- The Washington Times - Sunday, July 27, 2003

Excerpts from the homily delivered yesterday by the Rev. John F. Myslinski at St. Mary’s Catholic Church in Rockville:

Recently, I was talking to a young man in his 20s who has left the church and believes that maybe he no longer even believes in God.

I asked him why he felt so abandoned or so disconnected with the mystery of God and he said that “if God really wanted any of us to believe, he would speak to us.”

I thought, to which God himself might reply — through faith that he shouts at us all the time — through the beauty of his creation that surrounds and sustains us. Grace and goodness is everywhere for those who are able to sense its presence and are generous in their search for it in what might seem strange places — a hug, a quiet morning, a cool breeze, a child’s laughter, a meal shared with loved ones.

A prominent American bishop has said that a major problem with American Catholicism is that so few Catholics seem to have a conversion experience. They have heard about Jesus or read about him, but they have never met Jesus. They know about him, but they don’t know him. For us as Catholics we find Jesus primarily in our tradition, in the way we pray and in the way we worship, and all this within our Catholic faith.

Some may ask, with all that seems so wrong with the church today, “Why within this tradition am I able to encounter most fully this Son of God, Jesus Christ?” And all this should provoke in each one of us a response to, “Why are we Catholic?”

In answering that for myself I can say, after much reflection and soul-searching, that I am Catholic because I was born a Catholic, raised a Catholic, educated a Catholic, and I like being a Catholic.
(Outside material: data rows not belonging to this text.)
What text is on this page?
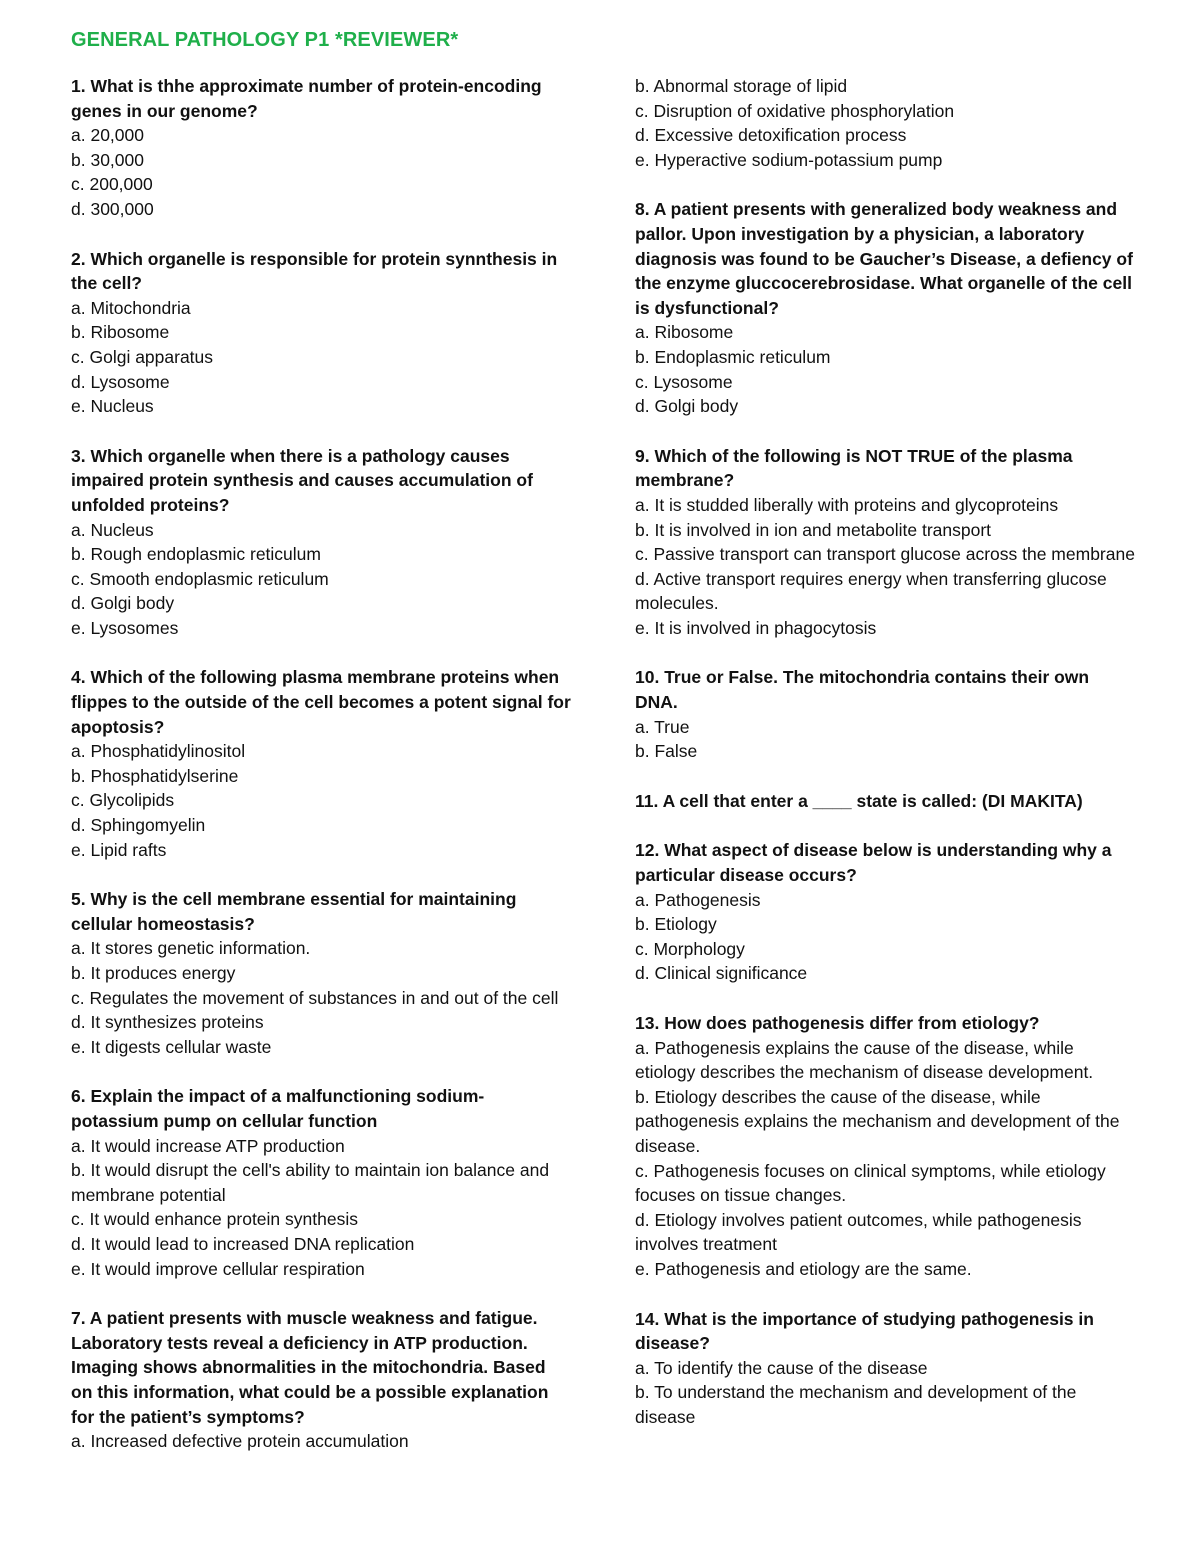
GENERAL PATHOLOGY P1 *REVIEWER*
1. What is thhe approximate number of protein-encoding genes in our genome?
a. 20,000
b. 30,000
c. 200,000
d. 300,000
2. Which organelle is responsible for protein synnthesis in the cell?
a. Mitochondria
b. Ribosome
c. Golgi apparatus
d. Lysosome
e. Nucleus
3. Which organelle when there is a pathology causes impaired protein synthesis and causes accumulation of unfolded proteins?
a. Nucleus
b. Rough endoplasmic reticulum
c. Smooth endoplasmic reticulum
d. Golgi body
e. Lysosomes
4. Which of the following plasma membrane proteins when flippes to the outside of the cell becomes a potent signal for apoptosis?
a. Phosphatidylinositol
b. Phosphatidylserine
c. Glycolipids
d. Sphingomyelin
e. Lipid rafts
5. Why is the cell membrane essential for maintaining cellular homeostasis?
a. It stores genetic information.
b. It produces energy
c. Regulates the movement of substances in and out of the cell
d. It synthesizes proteins
e. It digests cellular waste
6. Explain the impact of a malfunctioning sodium-potassium pump on cellular function
a. It would increase ATP production
b. It would disrupt the cell's ability to maintain ion balance and membrane potential
c. It would enhance protein synthesis
d. It would lead to increased DNA replication
e. It would improve cellular respiration
7. A patient presents with muscle weakness and fatigue. Laboratory tests reveal a deficiency in ATP production. Imaging shows abnormalities in the mitochondria. Based on this information, what could be a possible explanation for the patient’s symptoms?
a. Increased defective protein accumulation
b. Abnormal storage of lipid
c. Disruption of oxidative phosphorylation
d. Excessive detoxification process
e. Hyperactive sodium-potassium pump
8. A patient presents with generalized body weakness and pallor. Upon investigation by a physician, a laboratory diagnosis was found to be Gaucher’s Disease, a defiency of the enzyme gluccocerebrosidase. What organelle of the cell is dysfunctional?
a. Ribosome
b. Endoplasmic reticulum
c. Lysosome
d. Golgi body
9. Which of the following is NOT TRUE of the plasma membrane?
a. It is studded liberally with proteins and glycoproteins
b. It is involved in ion and metabolite transport
c. Passive transport can transport glucose across the membrane
d. Active transport requires energy when transferring glucose molecules.
e. It is involved in phagocytosis
10. True or False. The mitochondria contains their own DNA.
a. True
b. False
11. A cell that enter a ____ state is called: (DI MAKITA)
12. What aspect of disease below is understanding why a particular disease occurs?
a. Pathogenesis
b. Etiology
c. Morphology
d. Clinical significance
13. How does pathogenesis differ from etiology?
a. Pathogenesis explains the cause of the disease, while etiology describes the mechanism of disease development.
b. Etiology describes the cause of the disease, while pathogenesis explains the mechanism and development of the disease.
c. Pathogenesis focuses on clinical symptoms, while etiology focuses on tissue changes.
d. Etiology involves patient outcomes, while pathogenesis involves treatment
e. Pathogenesis and etiology are the same.
14. What is the importance of studying pathogenesis in disease?
a. To identify the cause of the disease
b. To understand the mechanism and development of the disease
I am Catholic because of our beautiful belief in Mary, the Mother of God. …

I am a Catholic because of our sacraments — which throughout our lives remind us of our journey, our spiritual journey with and to Christ. I am a Catholic because of our Christmas and Easter Liturgies, which are so wonderfully surrounded by the warmth of families and friends. And I am a Catholic because I know and love other Catholics who share a great pride in what it means to be part of this universal, holy and diverse people of God.

I am Catholic because of the good men and women I have known. But most of all, I am Catholic because of what we do here at this altar, as Christ did when he fed the 5,000. I am Catholic because of the Eucharist we share — the body and blood of Christ. And when we involve ourselves in this breaking of the bread, we, too, like those 5,000, can once again affirm our faith that Jesus is “truly the Prophet, the one who is to come into the world.”

The difficult time our church is facing, the crisis of trust in our pastors, the scandal to the young — all this should be an opportunity to realize what is proclaimed in Psalm 145: “The mercy of the Lord is truly near to all who call upon him.” And to proudly recommit ourselves once again to the wonderful tradition of our Catholic faith.

I am proud to be a Catholic for many reasons, and I remain a Catholic for many reasons. And the most important of those is what we do here in this church as we celebrate this command of Christ: “Do this in memory of me.” As Dom Gregory Dix so beautifully writes, “And best of all, week by week, and month by month, on a hundred thousand successive Sundays, faithfully, unfailing, across all the parishes of Christendom, the pastors have done this just to make holy the common people of God.”

And finally, we remind ourselves once again that for all the Catholic corruption, for the injustices performed in the name of Christ, and for the failings and sins of our Church leaders, we as Catholics can still find here in this beautiful tradition, that special and unique opportunity to meet and know Jesus Christ.

I share the sentiments of a young man, the editor of Portland magazine, Brian Doyle, when he writes: “So I am a Catholic for many reasons. Sometimes I think I might also be a Buddhist because that faith is calm and wide, and sometimes I think perhaps I am also a pantheist because I smell divinity in music, herons, drunkards, flowers. But Catholic is the coat I wear, Catholic is the house in which I live.”

It is a house that needs cleaning, a house in which savagery and cowardice have thrived, where evil has a room with a view, where foolishness and greed have prominent places at the table. But it is also a house where hope lives, and hope is the greatest of mercies, the most enduring of gifts, the most nutritious of foods. Hope is what we drink from the odd story of the carpenter’s odd son. When we eat his body in the ludicrous miracle of the Mass, we hope in him, and with him, forever and ever, world without end, amen, amen, amen.